Mrs. H does a lot of hands-on projects with her students, some of which will be featured below. She says, "Anytime I do a project, I always give a list of projects to choose from. All of the choices are divided by the type of learner. My hands-on students get to build scale models, my writers get to write prequels/sequels, my musicians get to record their own parodies, my actors get to film their own scenes, etc. The kids love that they can play to their strengths, and I've gotten some truly amazing projects out of it." I'm excited to share some of her incredible work with you here!
Mrs. H's Classroom
Mrs. H's Project Showcase
One rather difficult year I had a class of tough seniors. So tough that one of my senior boys threw an f-bomb at me and stormed out of the room on the first day of school. I didn't give up on him. One day he was talking about his future career. He said he wanted to be a mechanic, but he thought there was no way he could handle the responsibility. He said he was planning on going into mining. He figured if he died in a mining accident nobody would care; I told him I would care and encouraged him to not give up on being a mechanic. On the seniors' last days, this boy shook my hand and thanked me for not giving up on him. He said he'd never had a teacher who actually cared about him. I try to remember that senior boy every time I get a tough student.
What advice would you give to pre-service and first year teachers?

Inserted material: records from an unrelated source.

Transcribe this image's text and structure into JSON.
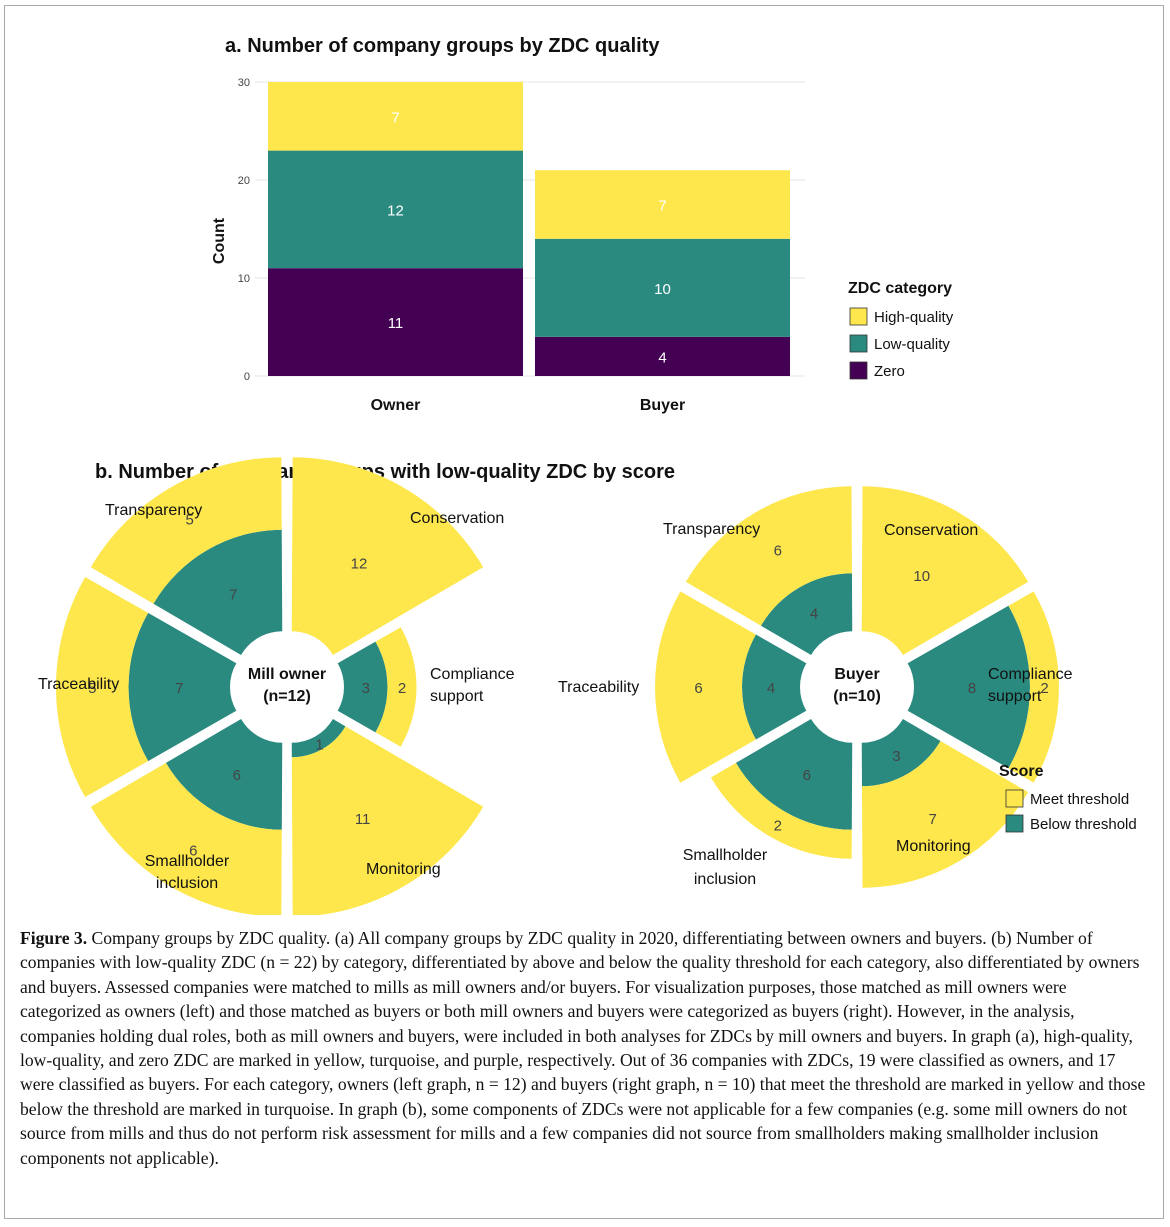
{
  "colors": {
    "high_quality": "#FDE74C",
    "low_quality": "#2A8A80",
    "zero": "#440154",
    "meet_threshold": "#FDE74C",
    "below_threshold": "#2A8A80",
    "grid": "#e6e6e6"
  },
  "chart_data": [
    {
      "type": "bar",
      "stacked": true,
      "title": "a. Number of company groups by ZDC quality",
      "ylabel": "Count",
      "xlabel": "",
      "ylim": [
        0,
        30
      ],
      "yticks": [
        "0",
        "10",
        "20",
        "30"
      ],
      "categories": [
        "Owner",
        "Buyer"
      ],
      "series": [
        {
          "name": "Zero",
          "values": [
            11,
            4
          ]
        },
        {
          "name": "Low-quality",
          "values": [
            12,
            10
          ]
        },
        {
          "name": "High-quality",
          "values": [
            7,
            7
          ]
        }
      ],
      "legend": {
        "title": "ZDC category",
        "placement": "right",
        "entries": [
          "High-quality",
          "Low-quality",
          "Zero"
        ]
      }
    },
    {
      "type": "polar-bar",
      "title": "b. Number of company groups with low-quality ZDC by score",
      "panels": [
        {
          "center_label": [
            "Mill owner",
            "(n=12)"
          ],
          "categories": [
            "Conservation",
            "Compliance support",
            "Monitoring",
            "Smallholder inclusion",
            "Traceability",
            "Transparency"
          ],
          "category_labels": [
            [
              "Conservation"
            ],
            [
              "Compliance",
              "support"
            ],
            [
              "Monitoring"
            ],
            [
              "Smallholder",
              "inclusion"
            ],
            [
              "Traceability"
            ],
            [
              "Transparency"
            ]
          ],
          "series": [
            {
              "name": "Below threshold",
              "values": [
                0,
                3,
                1,
                6,
                7,
                7
              ]
            },
            {
              "name": "Meet threshold",
              "values": [
                12,
                2,
                11,
                6,
                5,
                5
              ]
            }
          ]
        },
        {
          "center_label": [
            "Buyer",
            "(n=10)"
          ],
          "categories": [
            "Conservation",
            "Compliance support",
            "Monitoring",
            "Smallholder inclusion",
            "Traceability",
            "Transparency"
          ],
          "category_labels": [
            [
              "Conservation"
            ],
            [
              "Compliance",
              "support"
            ],
            [
              "Monitoring"
            ],
            [
              "Smallholder",
              "inclusion"
            ],
            [
              "Traceability"
            ],
            [
              "Transparency"
            ]
          ],
          "series": [
            {
              "name": "Below threshold",
              "values": [
                0,
                8,
                3,
                6,
                4,
                4
              ]
            },
            {
              "name": "Meet threshold",
              "values": [
                10,
                2,
                7,
                2,
                6,
                6
              ]
            }
          ]
        }
      ],
      "legend": {
        "title": "Score",
        "placement": "right",
        "entries": [
          "Meet threshold",
          "Below threshold"
        ]
      }
    }
  ],
  "caption": {
    "label": "Figure 3.",
    "text": " Company groups by ZDC quality. (a) All company groups by ZDC quality in 2020, differentiating between owners and buyers. (b) Number of companies with low-quality ZDC (n = 22) by category, differentiated by above and below the quality threshold for each category, also differentiated by owners and buyers. Assessed companies were matched to mills as mill owners and/or buyers. For visualization purposes, those matched as mill owners were categorized as owners (left) and those matched as buyers or both mill owners and buyers were categorized as buyers (right). However, in the analysis, companies holding dual roles, both as mill owners and buyers, were included in both analyses for ZDCs by mill owners and buyers. In graph (a), high-quality, low-quality, and zero ZDC are marked in yellow, turquoise, and purple, respectively. Out of 36 companies with ZDCs, 19 were classified as owners, and 17 were classified as buyers. For each category, owners (left graph, n = 12) and buyers (right graph, n = 10) that meet the threshold are marked in yellow and those below the threshold are marked in turquoise. In graph (b), some components of ZDCs were not applicable for a few companies (e.g. some mill owners do not source from mills and thus do not perform risk assessment for mills and a few companies did not source from smallholders making smallholder inclusion components not applicable)."
  }
}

Find a homework system that works for you! You don't want to completely drown yourself in homework every night. Just remember that not everything a student does has to be graded.
How would your students describe you?
Nerdy, a mentor, crazy-when-caffeinated.
Have any good teacher tips for working smarter, not harder?
Have designated folders or bins for students to turn their work into. Make it their responsibility to turn it in when they come into class. It saves you from having to walk around the room to collect things/argue with students who don't have it.